Two years ago I made my first locomotive as a full Lego scale model (A BNSF SD40-2, also on this forum), set to the relatively big scale of 1/16. It was an older type American Diesel-electric unit called SD40-2, made by EMD (Electro Motive Diesel). The warm response the model received encouraged me to build another one, and this time I aimed for a more modern type, also produced by EMD: The SD70ACe. 

This one is a so called Union Pacific "heritage unit". These are a total of six SD70Ace’s which are painted in unique commemorative schemes which are meant to designate former railroads which Union Pacific purchased or operated over former trackage. Locomotive ‘UP 1989’ is such a “Heritage Unit” and is exclusivly painted in the colors of “Denver and Rio Grande Western Railroad”, which Union Pacific acquired in 1996.
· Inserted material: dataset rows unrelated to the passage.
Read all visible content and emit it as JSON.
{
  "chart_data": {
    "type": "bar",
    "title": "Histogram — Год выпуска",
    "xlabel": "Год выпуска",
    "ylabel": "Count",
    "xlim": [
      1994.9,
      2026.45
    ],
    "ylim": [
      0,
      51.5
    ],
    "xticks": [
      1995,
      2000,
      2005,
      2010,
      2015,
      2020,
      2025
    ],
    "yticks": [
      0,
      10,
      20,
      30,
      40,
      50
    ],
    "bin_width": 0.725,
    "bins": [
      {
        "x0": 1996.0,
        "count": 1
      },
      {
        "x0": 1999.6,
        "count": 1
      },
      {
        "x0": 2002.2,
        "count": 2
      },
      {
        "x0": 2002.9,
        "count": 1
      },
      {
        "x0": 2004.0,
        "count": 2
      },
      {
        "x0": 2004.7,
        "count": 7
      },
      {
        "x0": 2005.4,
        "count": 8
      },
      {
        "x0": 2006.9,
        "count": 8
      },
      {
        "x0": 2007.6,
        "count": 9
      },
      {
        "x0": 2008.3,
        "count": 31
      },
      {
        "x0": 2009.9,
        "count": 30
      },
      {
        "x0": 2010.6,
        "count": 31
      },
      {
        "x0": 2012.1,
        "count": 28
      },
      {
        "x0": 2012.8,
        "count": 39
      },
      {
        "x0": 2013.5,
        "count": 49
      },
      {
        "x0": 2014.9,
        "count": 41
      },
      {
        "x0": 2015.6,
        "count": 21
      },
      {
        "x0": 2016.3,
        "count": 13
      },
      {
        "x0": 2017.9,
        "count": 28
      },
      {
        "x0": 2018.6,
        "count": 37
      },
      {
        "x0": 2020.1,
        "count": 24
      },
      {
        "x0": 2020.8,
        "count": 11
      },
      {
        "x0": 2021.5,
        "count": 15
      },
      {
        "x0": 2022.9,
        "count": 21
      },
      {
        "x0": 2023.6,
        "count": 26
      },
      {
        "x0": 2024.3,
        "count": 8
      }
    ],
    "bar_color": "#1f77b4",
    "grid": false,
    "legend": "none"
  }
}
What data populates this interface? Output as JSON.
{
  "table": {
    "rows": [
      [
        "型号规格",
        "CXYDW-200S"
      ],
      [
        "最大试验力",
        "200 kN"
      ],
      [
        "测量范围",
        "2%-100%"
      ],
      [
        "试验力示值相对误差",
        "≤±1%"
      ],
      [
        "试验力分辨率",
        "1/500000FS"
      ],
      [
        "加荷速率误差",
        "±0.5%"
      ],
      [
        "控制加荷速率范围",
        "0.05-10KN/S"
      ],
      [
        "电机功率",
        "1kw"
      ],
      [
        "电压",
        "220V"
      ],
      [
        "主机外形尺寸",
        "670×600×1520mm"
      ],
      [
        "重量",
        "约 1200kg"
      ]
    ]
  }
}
The genuine Lego model consist of about 27.000 bricks, and was built in 4 months. It is about 143 cm in length (56,2 inch), and weighs around 24 kg. The model was made from pictures and drawings found on the internet. It is fully detailed both, in, -and outside with modeled engine, electrical cabinets and cabin.

All decals were self-made as vector files, and printed and pre-cut at a professional company. Some retrofitted chromebricks are used. This is also the first time I have used lighting in a model. 

I hope you like it!


----------



## 86TA355SR

That's awesome, love it. So, this is a kit you assembled? 

I didn't know they made such a thing....


----------



## bricksonwheels

Thnx,

No it is 'scratch built'. It would be way too big to be a kit, and too expensive I guess. 27000 bricks is quite a big box. The whole thing is around 56 inches long, and weighs about 50 pound. 

I collected information from the real locomotive through the web, and built it up from the first brick .


----------



## Hudson J1e

Your model is simply incredible! It's amazing how real it looks. You did a phenomenal job! I didn't know such modeling was possible with Legos. Thanks for sharing.


----------



## Magic

That's really looking great. Unbelievable detail. 

Magic


----------



## Dusty019

That is an absolutely beautiful Lego model! I'm a big Lego fan myself, but haven't touched a brick since I moved in 2011. Epic work there!


----------



## Big Ed

Wow, excellent.:smilie_daumenpos:

Does it have any motors to move?


----------



## brob2k1

This belongs in a lego museum.


----------



## Shawn91481

holy crap! That looks better than my commercially bought Lionel! amazing work.


----------



## ho/ttothemoss

Very nice!


----------



## mopac

I remember your BNSF. Both are an awesome piece of art. You have a talent.
You might want to contact Lego and show them your work. You never know what
could happen.


----------